Sie ist in Genf geboren und aufgewachsen, hat dort die Handelslehre gemacht. Heute sitzt die 30-jährige Schweizerin in einem Internierungslager in Nordsyrien. Sahila F.* war Ende 2016 den Verheissungen des «Islamischen Staates» gefolgt – zusammen mit ihren beiden ebenfalls in Genf geborenen Töchtern. Malika* (13) und Nalia (7)* kennen den ruhigen Schweizer Alltag, kennen Sicherheit, Komfort, Schule und Kindergarten. Jetzt hausen sie in einem Zelt, ohne Zukunft, in einem Camp zusammen mit 400 Frauen und Kindern.

«Ich bereue, dass ich meine Kinder all dem aussetze, dass wir überhaupt nach Syrien kamen», sagt Sahila zu 20 Minuten. Dass sie aber ihre beiden Kinder aus der Schweiz in den Krieg entführt hat, bestreitet sie. Es sei doch klar, dass eine Mutter ihre Kinder niemals und nirgends zurücklasse.

Bereits im März 2017 eröffnete die für die Terrorismusbekämpfung zuständige Bundesanwaltschaft ein Strafverfahren gegen die dreifache Mutter. Kurz zuvor sollen die beiden Väter das alleinige Sorgerecht erhalten haben.

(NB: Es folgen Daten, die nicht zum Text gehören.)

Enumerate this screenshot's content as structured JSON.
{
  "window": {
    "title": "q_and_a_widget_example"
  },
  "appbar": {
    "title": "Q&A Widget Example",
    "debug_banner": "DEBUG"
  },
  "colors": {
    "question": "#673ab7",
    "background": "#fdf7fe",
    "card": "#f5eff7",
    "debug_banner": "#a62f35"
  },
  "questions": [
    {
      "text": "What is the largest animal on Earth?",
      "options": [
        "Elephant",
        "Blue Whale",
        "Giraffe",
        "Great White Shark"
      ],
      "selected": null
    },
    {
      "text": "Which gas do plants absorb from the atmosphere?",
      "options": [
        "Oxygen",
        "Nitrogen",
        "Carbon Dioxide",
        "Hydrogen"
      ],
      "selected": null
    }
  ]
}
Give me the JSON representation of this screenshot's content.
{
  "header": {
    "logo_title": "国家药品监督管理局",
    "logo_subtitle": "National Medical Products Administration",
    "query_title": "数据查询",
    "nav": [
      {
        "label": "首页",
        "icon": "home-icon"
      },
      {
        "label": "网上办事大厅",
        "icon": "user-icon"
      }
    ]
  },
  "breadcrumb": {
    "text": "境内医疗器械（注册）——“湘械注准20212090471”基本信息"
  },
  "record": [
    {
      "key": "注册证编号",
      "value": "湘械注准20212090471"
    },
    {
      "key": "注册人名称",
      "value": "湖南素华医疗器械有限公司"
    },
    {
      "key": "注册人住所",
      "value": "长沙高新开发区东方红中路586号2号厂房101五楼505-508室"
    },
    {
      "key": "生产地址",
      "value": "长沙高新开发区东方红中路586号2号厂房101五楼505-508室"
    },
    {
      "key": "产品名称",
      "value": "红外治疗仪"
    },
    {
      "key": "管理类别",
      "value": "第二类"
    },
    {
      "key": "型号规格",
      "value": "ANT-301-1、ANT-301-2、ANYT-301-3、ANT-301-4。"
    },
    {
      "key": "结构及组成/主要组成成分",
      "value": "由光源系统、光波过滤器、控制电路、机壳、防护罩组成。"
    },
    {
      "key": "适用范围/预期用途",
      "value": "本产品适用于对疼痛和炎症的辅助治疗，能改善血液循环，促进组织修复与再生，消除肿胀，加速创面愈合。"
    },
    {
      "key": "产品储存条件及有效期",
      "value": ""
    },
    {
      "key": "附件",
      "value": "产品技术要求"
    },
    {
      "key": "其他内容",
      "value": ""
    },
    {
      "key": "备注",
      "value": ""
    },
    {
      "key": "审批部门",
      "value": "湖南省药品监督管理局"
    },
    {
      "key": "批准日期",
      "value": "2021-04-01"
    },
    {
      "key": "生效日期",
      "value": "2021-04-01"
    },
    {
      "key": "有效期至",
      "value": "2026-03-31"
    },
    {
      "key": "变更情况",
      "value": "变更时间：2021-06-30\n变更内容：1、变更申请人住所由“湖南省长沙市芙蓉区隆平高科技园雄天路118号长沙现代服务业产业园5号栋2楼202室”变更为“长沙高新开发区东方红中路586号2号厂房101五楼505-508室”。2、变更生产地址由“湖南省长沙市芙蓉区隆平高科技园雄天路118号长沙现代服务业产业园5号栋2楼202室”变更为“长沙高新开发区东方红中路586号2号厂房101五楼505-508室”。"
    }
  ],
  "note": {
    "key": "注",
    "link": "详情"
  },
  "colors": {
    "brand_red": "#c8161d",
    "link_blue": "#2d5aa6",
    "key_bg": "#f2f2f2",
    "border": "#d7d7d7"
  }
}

Damals sollen der Bund und die Genfer Behörden geprüft haben, ob eine Rückführung der Kinder möglich sei. Die beiden betroffenen Väter, einer aus Marokko, einer aus Algerien, seien bereit gewesen, ihre Töchter auf eigene Faust zu retten.

«Schweizer Diplomat bot meinen Töchtern Rückkehr an»

Dass ihr in der Schweiz wegen Entführung und der Reise zum IS Verhaftung und Passentzug drohen, weiss Sahila angeblich nicht. Sie könne im Camp keine Nachrichten empfangen oder TV schauen. Auf die Frage, ob die Schweizer Behörden mit ihr in Kontakt getreten seien, sagt Sahila: «Ein Schweizer Diplomat hat uns dieses Jahr einmal besucht und angeboten, dass Malika und Nalia nach Genf zurückkehren könnten – aber nicht ich und auch nicht mein Baby Shamina*. Das kommt natürlich nicht in Frage.»

Shamina ist eineinhalb Jahre alt und in Syrien geboren. Der Vater ist ein mittlerweile gefallener tunesischer IS-Kämpfer. Die 13-jährige Malika sagt kaum hörbar: «Ich will bei Mamman bleiben.» Auf Anfrage schreibt das Eidgenössische Departement für auswärtige Angelegenheiten EDA, keine Angabe zu Einzelfällen machen zu können (siehe Box).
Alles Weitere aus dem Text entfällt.